Space And First Takes
02. First Names 13:36
03. Hold On To Freedom 5:02
04. Space And First Takes 16:40
Bass – Joel Christie
Drums – Keith Knudsen
Guitar – Drake Levin
Organ, Piano, Guitar, Vocals – Lee Michaels
This album is a fascinating hybrid of psychedelia and mainstream hard rock, incorporating elements of both. Consisting of two short numbers (clocking in a under five minutes) and a pair of extended tracks running a quarter-hour each, it stands apart from most of the extended art rock jams of its era by virtue of its consistent, driving beat and the emphasis on crunchy guitar sounds (courtesy of ex-Paul Revere & the Raiders ax-man Drake Levin and Michaels himself). The title track and "Hold On to Freedom" seem like a lot of empty posturing, although the playing and production on "Space and First Takes" have enough of a psychedelic edge that its 16-minute length is mostly a virtue. "First Names" is slightly shorter, and intense enough across 14 minutes to pull the listener in even deeper and more successfully.
I'll bet it surprised Lee Michaels when 'Space and First Takes', released in 1972, never took off commercially. After being relegated to a spot as a second tier California rocker in the late 1960's, Michaels scored a rousing accidental hit with 'Do You Know What I Mean?' on 1971's 'Fifth'. This album followed, and Lee put together a hard rock delight. The album only consists of four songs, neatly divided into a short and an extended piece on each side of the vinyl. The late 1960's spawned the era of the opus, with many pioneering bands offering long-winded exposes, such as Iron Butterfly's 'In-a-Gadda-da-Vida' and the Chambers Brothers 'Time Has Come Today'. This phenomenon so gripped the times that many bands took Top 40 hits and expanded them into lengthy show topping excursions, such as The Byrds take on 'Eight Miles High', and Crosby, Stills, Nash and Young's epic 'Carry On'.
So in 1971 it's no surprise that an aspiring artist like Lee Michaels would take a cue from everything happening around him, and produce his own extended works. These songs do not come across as productions that would have been better in a truncated version. The instrumental variations on the basic themes are intriguing and deserving of the vinyl they displaced. In fact, for avid fans of lengthy guitar jams, the performances offered by Lee Michaels and former Paul Revere and the Raiders lead guitarist Drake Levin are nothing short of exquisite. They are hard rocking and varied, making the approximate quarter hour devoted to each tune a rewarding investment. The two shorter numbers are also strong guitar based compositions, the best being side two's 'Hold On To Freedom', which would appear as the opener on 1973's 'Live'. The live version is actually superior, as it is delivered on Michael's cherished and familiar B3 Hammond organ with great weight and energy. The studio version offered here is good, but the song is much better tendered on the B3 than guitar.
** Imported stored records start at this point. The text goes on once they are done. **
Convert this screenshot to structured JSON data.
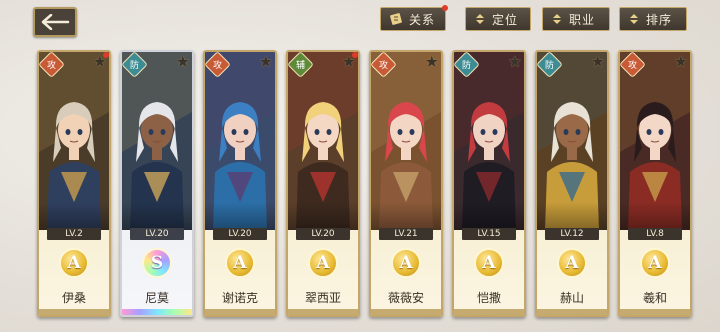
{
  "header": {
    "relations_label": "关系",
    "position_label": "定位",
    "class_label": "职业",
    "sort_label": "排序"
  },
  "characters": [
    {
      "name": "伊桑",
      "level": "LV.2",
      "rank": "A",
      "type": "攻",
      "palette": {
        "bg": "#4b3c2a",
        "hair": "#d8cdbb",
        "skin": "#f1d2b6",
        "outfit": "#2f3f5e",
        "accent": "#c99d4c"
      }
    },
    {
      "name": "尼莫",
      "level": "LV.20",
      "rank": "S",
      "type": "防",
      "palette": {
        "bg": "#364456",
        "hair": "#e4e6ea",
        "skin": "#8d6146",
        "outfit": "#24344e",
        "accent": "#caa55a"
      }
    },
    {
      "name": "谢诺克",
      "level": "LV.20",
      "rank": "A",
      "type": "攻",
      "palette": {
        "bg": "#3b4b6b",
        "hair": "#3c7fc2",
        "skin": "#f0d0c0",
        "outfit": "#2c6fa8",
        "accent": "#5a3f72"
      }
    },
    {
      "name": "翠西亚",
      "level": "LV.20",
      "rank": "A",
      "type": "辅",
      "palette": {
        "bg": "#5c3f2a",
        "hair": "#f1d27a",
        "skin": "#f4d8c4",
        "outfit": "#3e2a1f",
        "accent": "#b4352e"
      }
    },
    {
      "name": "薇薇安",
      "level": "LV.21",
      "rank": "A",
      "type": "攻",
      "palette": {
        "bg": "#7a5230",
        "hair": "#d9464c",
        "skin": "#f3d6c4",
        "outfit": "#8c5a3a",
        "accent": "#c4a06a"
      }
    },
    {
      "name": "恺撒",
      "level": "LV.15",
      "rank": "A",
      "type": "防",
      "palette": {
        "bg": "#3a2a2e",
        "hair": "#c13b3f",
        "skin": "#f1d3c4",
        "outfit": "#1f1c24",
        "accent": "#8a2a2c"
      }
    },
    {
      "name": "赫山",
      "level": "LV.12",
      "rank": "A",
      "type": "防",
      "palette": {
        "bg": "#5a4124",
        "hair": "#e8e2d6",
        "skin": "#9a6a48",
        "outfit": "#c79c3a",
        "accent": "#3a6a8c"
      }
    },
    {
      "name": "羲和",
      "level": "LV.8",
      "rank": "A",
      "type": "攻",
      "palette": {
        "bg": "#4a2a24",
        "hair": "#2a1c1c",
        "skin": "#f3d8c8",
        "outfit": "#8a2c24",
        "accent": "#c79c4a"
      }
    }
  ]
}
If there is any explanation for why this album essentially became Lee Michael's swan song, it would have to be the lyrics. While Lee could at times be a compelling lyricist, he could also come up with some of the most mundane or confusing of lyrics. He offers a pertinent example of each on this disc. 'First Names', the extended piece offered on side one, delivers trite thoughts such as "First names, running around my brain. First names, they all sound the same". Sometimes I think Lee actually wrote songs, including his hit, "Do You Know What I Mean?" as Ecclesiastical statements on the meaninglessness of it all. On the other side of the coin, and the other side of the vinyl, we have the title track, the last extended piece. I'm really not sure what Lee is talking about in 'Space and First Takes', though it does seem to have to do with the musician's studio experiences. As on most of Lee's albums, however, the lyrics are certainly secondary to the instrumental prowess and captivating guitar performances churning throughout.
The Lee Michaels catalog contains four discs that I consider essential to my musical collection, 'Live', 'Lee Michaels' (his third studio album), 'Fifth', and this release. Of the three, this one gets the most frequent spins in my CD changer. I've always been enamoured with extended guitar jams, and these make the half-hour listening time fly by swiftly, effortlessly, and with great aural gratification. Unfortunately, a used copy of this out-of-print disc will set you back forty dollars at present. The MP3 tracks offered by Amazon consist of only the two shorter songs from the album, certainly due to the extended length of the more desirable tracks. I wouldn't hold my breath waiting for these relatively obscure productions to be released again, so if you find a reasonably priced copy anywhere, be sure to grab onto it. In lieu of that, contact a friend who can make a copy for you. Life is short. Don't be without it.